Windows of Progress: Opportunities in the Challenges
Despite these formidable challenges, the responses reveal several pathways forward:
Re-framing Through Shared Metrics
The economic environment creates an opening. As survey respondents noted, the “economical situation drives businesses to find more savings.” Rather than viewing this as pure pressure, forward-thinking procurement functions can use this moment to advocate for cross-functional KPIs that measure total value creation rather than siloed metrics.
Building the Business Case for Early Involvement
The “faster horses” comment highlights procurement’s potential role as market intelligence and innovation broker. When procurement is involved early, the function brings external market perspectives on emerging technologies and supplier capabilities, cost and feasibility realities that shape better initial requirements, and risk assessments that prevent downstream problems.
Transparency as a Strategic Asset
The call for “transparency & simplicity” from survey respondents represents more than operational efficiency—it’s an opportunity to make procurement’s value visible. When procurement processes are opaque, stakeholders see delays and constraints. When transparent, they see the complexity procurement navigates on their behalf.
The Integration Role as Competitive Advantage
While “bridging all gaps between Sales, R&D, Finance etc” creates burden, it also positions procurement uniquely to see enterprise-wide patterns and opportunities that siloed functions miss.
Moving Forward: From Transactional Fulfillment to Strategic Partnership
The responses paint a picture of procurement stretched across competing demands, often without the authority, resources, or timing to optimally fulfill them. Yet within these challenges lies procurement’s strategic opportunity.

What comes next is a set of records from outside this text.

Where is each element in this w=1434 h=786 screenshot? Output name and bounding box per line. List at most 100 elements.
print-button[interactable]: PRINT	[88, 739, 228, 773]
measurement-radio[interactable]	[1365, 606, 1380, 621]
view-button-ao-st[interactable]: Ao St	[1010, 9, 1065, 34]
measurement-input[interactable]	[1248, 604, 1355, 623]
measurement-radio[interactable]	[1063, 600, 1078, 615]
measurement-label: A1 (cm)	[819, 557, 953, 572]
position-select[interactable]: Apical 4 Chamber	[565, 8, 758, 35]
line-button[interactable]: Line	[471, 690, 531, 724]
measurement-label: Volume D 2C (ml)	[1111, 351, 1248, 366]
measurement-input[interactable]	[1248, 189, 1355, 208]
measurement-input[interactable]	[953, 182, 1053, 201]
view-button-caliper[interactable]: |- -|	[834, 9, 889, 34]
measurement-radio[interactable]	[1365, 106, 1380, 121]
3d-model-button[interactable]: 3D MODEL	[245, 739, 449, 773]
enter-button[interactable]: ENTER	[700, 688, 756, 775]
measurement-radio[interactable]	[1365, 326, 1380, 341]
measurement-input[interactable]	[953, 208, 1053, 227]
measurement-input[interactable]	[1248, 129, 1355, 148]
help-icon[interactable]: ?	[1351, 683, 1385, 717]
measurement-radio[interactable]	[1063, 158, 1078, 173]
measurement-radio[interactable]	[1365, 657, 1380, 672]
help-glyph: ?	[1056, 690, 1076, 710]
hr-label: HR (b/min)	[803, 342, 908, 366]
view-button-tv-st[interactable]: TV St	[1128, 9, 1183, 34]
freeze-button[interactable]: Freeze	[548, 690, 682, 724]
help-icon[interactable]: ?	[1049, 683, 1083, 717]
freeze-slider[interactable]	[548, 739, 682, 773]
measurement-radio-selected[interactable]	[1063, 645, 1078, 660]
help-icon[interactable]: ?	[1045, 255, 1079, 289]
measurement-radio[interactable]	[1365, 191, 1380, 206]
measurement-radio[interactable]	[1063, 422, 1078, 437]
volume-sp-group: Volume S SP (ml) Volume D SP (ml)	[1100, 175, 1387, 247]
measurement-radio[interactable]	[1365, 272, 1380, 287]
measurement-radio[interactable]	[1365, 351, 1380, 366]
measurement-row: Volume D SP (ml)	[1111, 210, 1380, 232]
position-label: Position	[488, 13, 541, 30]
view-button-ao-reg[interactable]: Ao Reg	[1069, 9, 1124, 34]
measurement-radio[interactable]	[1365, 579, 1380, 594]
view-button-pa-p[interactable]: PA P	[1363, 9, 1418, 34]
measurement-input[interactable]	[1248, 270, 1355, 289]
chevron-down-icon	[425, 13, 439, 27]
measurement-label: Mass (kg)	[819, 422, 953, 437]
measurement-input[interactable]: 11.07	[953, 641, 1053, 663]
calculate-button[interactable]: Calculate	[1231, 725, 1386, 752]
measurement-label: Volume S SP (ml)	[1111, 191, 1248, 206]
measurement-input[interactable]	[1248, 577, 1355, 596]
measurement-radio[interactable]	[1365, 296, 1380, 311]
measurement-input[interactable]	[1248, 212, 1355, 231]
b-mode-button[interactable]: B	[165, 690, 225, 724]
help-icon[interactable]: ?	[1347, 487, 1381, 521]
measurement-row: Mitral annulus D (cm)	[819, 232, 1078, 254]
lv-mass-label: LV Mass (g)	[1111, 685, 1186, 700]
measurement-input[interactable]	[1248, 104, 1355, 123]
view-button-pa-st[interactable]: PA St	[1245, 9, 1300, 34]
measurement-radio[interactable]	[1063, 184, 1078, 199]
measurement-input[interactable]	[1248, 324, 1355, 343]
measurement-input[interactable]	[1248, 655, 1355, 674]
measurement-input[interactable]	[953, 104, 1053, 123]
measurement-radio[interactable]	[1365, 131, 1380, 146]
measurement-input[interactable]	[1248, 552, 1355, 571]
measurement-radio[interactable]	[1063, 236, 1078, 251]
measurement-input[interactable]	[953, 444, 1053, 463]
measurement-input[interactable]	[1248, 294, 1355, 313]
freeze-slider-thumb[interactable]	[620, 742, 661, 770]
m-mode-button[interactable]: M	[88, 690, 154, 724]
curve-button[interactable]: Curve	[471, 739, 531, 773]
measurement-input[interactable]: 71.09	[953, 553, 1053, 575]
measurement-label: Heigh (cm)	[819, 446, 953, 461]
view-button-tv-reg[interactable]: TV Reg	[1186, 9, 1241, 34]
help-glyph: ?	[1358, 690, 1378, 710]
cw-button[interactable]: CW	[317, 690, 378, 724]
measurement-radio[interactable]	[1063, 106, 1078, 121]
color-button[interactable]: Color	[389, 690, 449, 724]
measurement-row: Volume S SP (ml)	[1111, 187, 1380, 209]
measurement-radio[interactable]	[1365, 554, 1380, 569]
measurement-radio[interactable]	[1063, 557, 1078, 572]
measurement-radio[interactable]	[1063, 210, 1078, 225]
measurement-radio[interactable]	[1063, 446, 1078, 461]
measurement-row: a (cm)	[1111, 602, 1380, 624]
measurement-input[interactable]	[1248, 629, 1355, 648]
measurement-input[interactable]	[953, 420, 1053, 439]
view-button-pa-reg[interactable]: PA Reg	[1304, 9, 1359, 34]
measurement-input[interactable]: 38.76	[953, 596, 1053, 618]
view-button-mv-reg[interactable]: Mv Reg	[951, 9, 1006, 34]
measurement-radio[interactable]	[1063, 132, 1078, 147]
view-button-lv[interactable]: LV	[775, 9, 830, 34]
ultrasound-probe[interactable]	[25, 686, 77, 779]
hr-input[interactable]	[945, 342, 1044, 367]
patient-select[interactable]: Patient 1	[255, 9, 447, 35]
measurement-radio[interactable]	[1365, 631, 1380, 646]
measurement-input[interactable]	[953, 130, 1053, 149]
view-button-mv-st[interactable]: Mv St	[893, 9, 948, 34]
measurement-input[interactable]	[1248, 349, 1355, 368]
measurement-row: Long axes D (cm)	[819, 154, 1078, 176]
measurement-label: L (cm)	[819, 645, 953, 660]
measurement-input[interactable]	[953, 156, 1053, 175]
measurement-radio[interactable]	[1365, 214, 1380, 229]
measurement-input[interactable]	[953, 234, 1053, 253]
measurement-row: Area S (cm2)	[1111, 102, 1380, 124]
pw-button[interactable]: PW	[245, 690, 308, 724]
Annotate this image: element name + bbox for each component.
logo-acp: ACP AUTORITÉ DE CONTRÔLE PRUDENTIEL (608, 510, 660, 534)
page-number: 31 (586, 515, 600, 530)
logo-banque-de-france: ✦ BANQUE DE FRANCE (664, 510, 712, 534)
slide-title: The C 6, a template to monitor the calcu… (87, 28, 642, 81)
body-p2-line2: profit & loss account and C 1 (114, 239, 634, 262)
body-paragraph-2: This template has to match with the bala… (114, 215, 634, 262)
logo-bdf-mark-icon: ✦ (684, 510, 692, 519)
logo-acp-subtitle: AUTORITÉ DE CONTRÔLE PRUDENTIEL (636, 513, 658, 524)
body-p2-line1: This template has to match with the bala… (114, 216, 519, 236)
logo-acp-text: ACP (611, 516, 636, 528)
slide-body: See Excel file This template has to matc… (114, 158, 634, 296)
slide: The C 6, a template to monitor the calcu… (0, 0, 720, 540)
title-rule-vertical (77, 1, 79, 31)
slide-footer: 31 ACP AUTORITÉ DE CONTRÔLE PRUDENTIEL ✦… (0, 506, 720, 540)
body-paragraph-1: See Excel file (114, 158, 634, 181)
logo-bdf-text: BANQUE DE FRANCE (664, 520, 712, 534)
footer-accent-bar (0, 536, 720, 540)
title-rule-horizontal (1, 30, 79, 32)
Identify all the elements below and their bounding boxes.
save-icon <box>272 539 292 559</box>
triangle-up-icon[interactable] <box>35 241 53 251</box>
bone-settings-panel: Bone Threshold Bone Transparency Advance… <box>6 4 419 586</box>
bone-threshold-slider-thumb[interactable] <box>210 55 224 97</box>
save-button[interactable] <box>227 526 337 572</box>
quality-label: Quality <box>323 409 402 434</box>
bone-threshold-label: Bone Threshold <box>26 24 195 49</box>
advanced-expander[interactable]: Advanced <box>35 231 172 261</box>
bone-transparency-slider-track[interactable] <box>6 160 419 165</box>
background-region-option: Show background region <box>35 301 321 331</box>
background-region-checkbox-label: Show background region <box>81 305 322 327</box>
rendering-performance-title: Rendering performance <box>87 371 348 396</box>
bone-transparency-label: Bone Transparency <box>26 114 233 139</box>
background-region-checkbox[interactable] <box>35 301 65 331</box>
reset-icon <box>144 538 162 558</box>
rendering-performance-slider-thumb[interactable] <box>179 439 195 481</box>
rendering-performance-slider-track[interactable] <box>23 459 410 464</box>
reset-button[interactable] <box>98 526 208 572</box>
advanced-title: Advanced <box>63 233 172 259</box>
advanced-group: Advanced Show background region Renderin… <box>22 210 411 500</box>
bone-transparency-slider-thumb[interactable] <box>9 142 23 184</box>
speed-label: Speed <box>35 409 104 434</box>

The function that learns to navigate cross-functional complexity, that builds systems rivaling sales’ CRM sophistication, that makes its value transparent and compelling, and that positions itself as the essential integrator rather than the constraint to work around—that procurement function becomes indispensable to organizational success.
The glass-half-full perspective? These challenges exist because procurement matters profoundly to organizational outcomes. The very tension described in these responses proves that procurement sits at the nexus of value creation, risk management, and operational excellence. The task now is building the systems, relationships, and credibility to fully realize that potential.